Il comune “eredita” quello che fu il San Pellegrino in Fiore. Un lascito inatteso, seppure nell’aria vista la a dir poco deludente edizione 2019.
Gli organizzatori hanno alzato bandiera bianca e per palazzo dei Priori, una difficoltà si è trasformata nell’occasione di ridare smalto a un evento che ormai da troppo tempo stava appassendo.
La giunta ha deliberato l’altro giorno. “L’amministrazione – spiega l’assessore alla Cultura Marco De Carolis – prende in carico l’iniziativa insieme ad altri enti, dalla camera di commercio all’università, la provincia, associazioni di categoria”.
Ognuno farà la sua parte, anzi la sua piazza, a cominciare dal comune. Quasi certamente allestirà piazza San Lorenzo. “E probabilmente anche altre – continua De Carolis – adesso abbiamo deliberato e a breve faremo partire anche la promozione”.
Al momento sono stati stanziati 30mila euro, altri fondi sono previsti dalla regione. Non saranno i soli. Per far fiorire la manifestazione che ogni anno si snoda lungo il quartiere San Pellegrino occorrerà investire.

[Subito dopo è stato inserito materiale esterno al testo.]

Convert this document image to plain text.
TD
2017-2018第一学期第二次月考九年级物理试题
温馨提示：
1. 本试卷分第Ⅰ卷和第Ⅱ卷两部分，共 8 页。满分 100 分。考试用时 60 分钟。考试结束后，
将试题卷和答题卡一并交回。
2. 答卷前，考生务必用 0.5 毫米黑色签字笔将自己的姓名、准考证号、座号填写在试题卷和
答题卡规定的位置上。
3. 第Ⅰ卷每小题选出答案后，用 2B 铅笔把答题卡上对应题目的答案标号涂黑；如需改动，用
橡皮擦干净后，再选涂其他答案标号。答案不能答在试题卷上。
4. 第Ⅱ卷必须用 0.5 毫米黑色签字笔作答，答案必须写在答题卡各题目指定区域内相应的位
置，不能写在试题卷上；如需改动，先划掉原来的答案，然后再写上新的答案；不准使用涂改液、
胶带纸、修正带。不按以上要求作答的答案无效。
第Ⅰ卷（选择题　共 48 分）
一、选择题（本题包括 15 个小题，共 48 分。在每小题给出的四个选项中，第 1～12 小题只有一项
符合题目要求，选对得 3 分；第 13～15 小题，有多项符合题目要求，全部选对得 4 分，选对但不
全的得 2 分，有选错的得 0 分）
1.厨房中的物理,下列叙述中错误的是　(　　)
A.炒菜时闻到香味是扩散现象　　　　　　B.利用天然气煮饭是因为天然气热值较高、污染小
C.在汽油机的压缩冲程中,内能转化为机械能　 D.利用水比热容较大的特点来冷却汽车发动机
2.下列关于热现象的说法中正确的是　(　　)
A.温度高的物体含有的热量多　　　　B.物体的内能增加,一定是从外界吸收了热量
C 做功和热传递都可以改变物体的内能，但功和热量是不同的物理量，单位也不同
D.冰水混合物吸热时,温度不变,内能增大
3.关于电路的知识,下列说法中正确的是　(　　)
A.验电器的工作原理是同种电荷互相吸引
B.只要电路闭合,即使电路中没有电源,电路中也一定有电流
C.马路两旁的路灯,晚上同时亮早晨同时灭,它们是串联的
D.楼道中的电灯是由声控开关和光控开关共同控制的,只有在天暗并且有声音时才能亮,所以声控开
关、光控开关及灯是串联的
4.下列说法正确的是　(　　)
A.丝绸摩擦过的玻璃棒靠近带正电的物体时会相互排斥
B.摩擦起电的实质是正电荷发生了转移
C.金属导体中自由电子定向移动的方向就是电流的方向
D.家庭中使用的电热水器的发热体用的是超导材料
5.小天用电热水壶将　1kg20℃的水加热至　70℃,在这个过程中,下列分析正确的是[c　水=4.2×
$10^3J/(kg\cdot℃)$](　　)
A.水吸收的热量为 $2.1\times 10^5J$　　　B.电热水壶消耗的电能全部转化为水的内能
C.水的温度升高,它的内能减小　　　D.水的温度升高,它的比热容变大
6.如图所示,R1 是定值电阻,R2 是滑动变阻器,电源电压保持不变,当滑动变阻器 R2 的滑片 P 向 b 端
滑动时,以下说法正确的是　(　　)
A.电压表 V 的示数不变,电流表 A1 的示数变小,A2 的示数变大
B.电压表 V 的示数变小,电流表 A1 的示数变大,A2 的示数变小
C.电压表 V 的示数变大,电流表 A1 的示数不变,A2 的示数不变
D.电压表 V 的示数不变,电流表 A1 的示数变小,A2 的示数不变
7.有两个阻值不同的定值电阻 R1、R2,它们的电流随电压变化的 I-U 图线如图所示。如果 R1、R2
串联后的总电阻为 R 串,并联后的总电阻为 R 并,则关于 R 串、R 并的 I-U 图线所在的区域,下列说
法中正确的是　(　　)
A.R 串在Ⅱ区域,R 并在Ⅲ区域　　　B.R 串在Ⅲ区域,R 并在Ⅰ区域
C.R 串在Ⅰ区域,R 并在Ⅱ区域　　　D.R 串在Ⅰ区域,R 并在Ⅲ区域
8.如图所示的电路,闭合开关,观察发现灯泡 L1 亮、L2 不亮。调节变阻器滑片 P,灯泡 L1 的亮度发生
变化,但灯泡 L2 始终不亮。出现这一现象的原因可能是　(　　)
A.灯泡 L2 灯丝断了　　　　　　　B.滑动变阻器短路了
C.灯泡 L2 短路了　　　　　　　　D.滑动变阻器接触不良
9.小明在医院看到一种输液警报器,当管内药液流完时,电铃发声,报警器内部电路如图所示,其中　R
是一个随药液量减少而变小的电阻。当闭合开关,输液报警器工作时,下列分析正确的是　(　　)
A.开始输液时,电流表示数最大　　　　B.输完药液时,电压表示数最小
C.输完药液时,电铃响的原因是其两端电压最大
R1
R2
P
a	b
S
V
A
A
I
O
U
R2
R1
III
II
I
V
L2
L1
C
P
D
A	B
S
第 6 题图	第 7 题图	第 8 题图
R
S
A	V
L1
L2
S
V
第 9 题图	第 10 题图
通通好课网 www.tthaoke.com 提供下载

E che si sia passati da San Pellegrino a Viterbo in Fiore, lascia presupporre che l’iniziativa possa allargarsi.
È una sorta di anno zero, dopo il tentativo che fece otto anni fa l’allora assessore alla Cultura Enrico Maria Contardo.
“Ci siamo trovati a fine gennaio – ricorda De Carolis – con l’ente organizzatore che ha rinunciato e da quel momento, insieme al sindaco Arena e alla giunta ci siamo iniziati a muovere”.
Se sarà un’amministrazione col pollice verde non passerà molto tempo per capirlo.